Seguir estos consejos que os hemos preparado:

 

  • Debemos fijarles unos horarios para dormir y comer. Tener un horario fijo de sueño y de alimentación hace que su organismo esté más predispuesto al descanso y a dormir cuando llegue el momento de ir a la cama. Y lo mismo con la comida, cuando sea la hora de comer o cenar, nuestro pequeño tendrá más hambre y comerá mejor. Tenemos que mantener estos horarios fijos aunque nos parezca pronto para cenar o para ir a dormir. Si retrasamos la cena, alargaremos también la hora de acostarse y reduciremos las horas de sueño.

 

 

  • Evita que los pequeños estén muchas horas sin comer, ya que si pasan mucho tiempo sin ingerir alimentos se producen bajones de azúcar que agudizan la irritabilidad y el cansancio. Además si no le acostumbras a hacer cinco comidas al día y por el contrario sólo realizan tres y muy copiosas, sólo harás que se produzca un efecto rebote.

 

 

  • Es importante proporcionarle una dieta sana, equilibrada y variada, acorde a su edad. Lo mejor es introducir en su dieta los siguientes ingredientes:

 

Lentejas: aportan fibra, vitaminas C, A, K y del grupo B y hierro.

Quinoa: aporta fibra, ácido fólico, magnesio y fósforo. La quinoa se absorbe lentamente de manera que le otorgaremos energía lentamente.

Carne magra y pescado azul tres veces por semana. El pescado azul contiene ácido graso omega-3 que tiene funciones antiinflamatorias y la carne magra nos aporta vitamina B12, hierro y selenio necesarios para combatir el cansancio.

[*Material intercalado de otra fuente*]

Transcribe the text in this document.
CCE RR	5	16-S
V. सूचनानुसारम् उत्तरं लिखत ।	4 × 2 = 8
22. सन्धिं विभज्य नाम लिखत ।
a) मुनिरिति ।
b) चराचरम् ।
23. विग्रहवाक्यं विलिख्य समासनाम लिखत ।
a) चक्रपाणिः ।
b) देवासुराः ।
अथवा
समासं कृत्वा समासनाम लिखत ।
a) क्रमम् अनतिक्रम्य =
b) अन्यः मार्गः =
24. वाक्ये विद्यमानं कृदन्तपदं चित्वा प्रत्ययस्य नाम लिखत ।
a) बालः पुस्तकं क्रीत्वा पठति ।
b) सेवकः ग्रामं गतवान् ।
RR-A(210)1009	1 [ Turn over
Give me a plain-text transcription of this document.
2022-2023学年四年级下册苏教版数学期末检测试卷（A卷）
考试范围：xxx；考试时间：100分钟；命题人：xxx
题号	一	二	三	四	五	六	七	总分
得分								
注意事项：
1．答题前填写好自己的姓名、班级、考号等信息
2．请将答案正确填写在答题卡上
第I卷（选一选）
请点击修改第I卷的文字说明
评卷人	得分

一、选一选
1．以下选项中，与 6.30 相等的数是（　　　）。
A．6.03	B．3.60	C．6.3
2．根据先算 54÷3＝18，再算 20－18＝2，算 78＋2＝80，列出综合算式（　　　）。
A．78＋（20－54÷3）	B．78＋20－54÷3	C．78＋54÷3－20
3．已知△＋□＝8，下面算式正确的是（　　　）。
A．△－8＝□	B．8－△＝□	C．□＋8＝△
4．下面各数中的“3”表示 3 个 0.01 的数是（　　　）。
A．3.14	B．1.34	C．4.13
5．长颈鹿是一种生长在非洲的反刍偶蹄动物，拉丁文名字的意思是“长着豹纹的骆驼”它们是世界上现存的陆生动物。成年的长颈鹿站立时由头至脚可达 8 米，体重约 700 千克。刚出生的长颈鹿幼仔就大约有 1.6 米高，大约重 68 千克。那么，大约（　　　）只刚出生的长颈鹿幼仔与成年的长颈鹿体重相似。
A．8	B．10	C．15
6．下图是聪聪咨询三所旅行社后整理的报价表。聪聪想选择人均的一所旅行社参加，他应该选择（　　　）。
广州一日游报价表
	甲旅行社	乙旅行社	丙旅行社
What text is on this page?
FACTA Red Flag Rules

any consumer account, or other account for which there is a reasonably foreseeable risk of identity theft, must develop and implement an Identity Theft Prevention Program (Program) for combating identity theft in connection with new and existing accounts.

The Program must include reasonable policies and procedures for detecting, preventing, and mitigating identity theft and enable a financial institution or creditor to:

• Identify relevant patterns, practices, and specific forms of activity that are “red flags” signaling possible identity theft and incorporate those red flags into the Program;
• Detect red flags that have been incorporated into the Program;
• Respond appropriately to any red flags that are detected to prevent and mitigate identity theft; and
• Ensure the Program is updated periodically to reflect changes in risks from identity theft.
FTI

Frutas y verduras de temporada para reducir la sensación de pesadez y aportarle frescura, vitaminas e hidratación.

 

  • Vigila que estén siempre correctamente hidratados. Es importante prepararles su cantimplora de agua cada mañana. Los niños cuando juegan se olvidan de que tienen sed y esta falta de agua en el organismo altera su equilibrio hídrico y produce decaimiento y malestar.

 

Si seguimos estas pautas y prestamos atención a nuestro pequeño, este cambio de estación le resultará más fácil y llevadero. Y sobre todo, aprenderá de ello, ya que verá la importancia de tener unos horarios fijos y una alimentación sana y equilibrada para rebosar energía.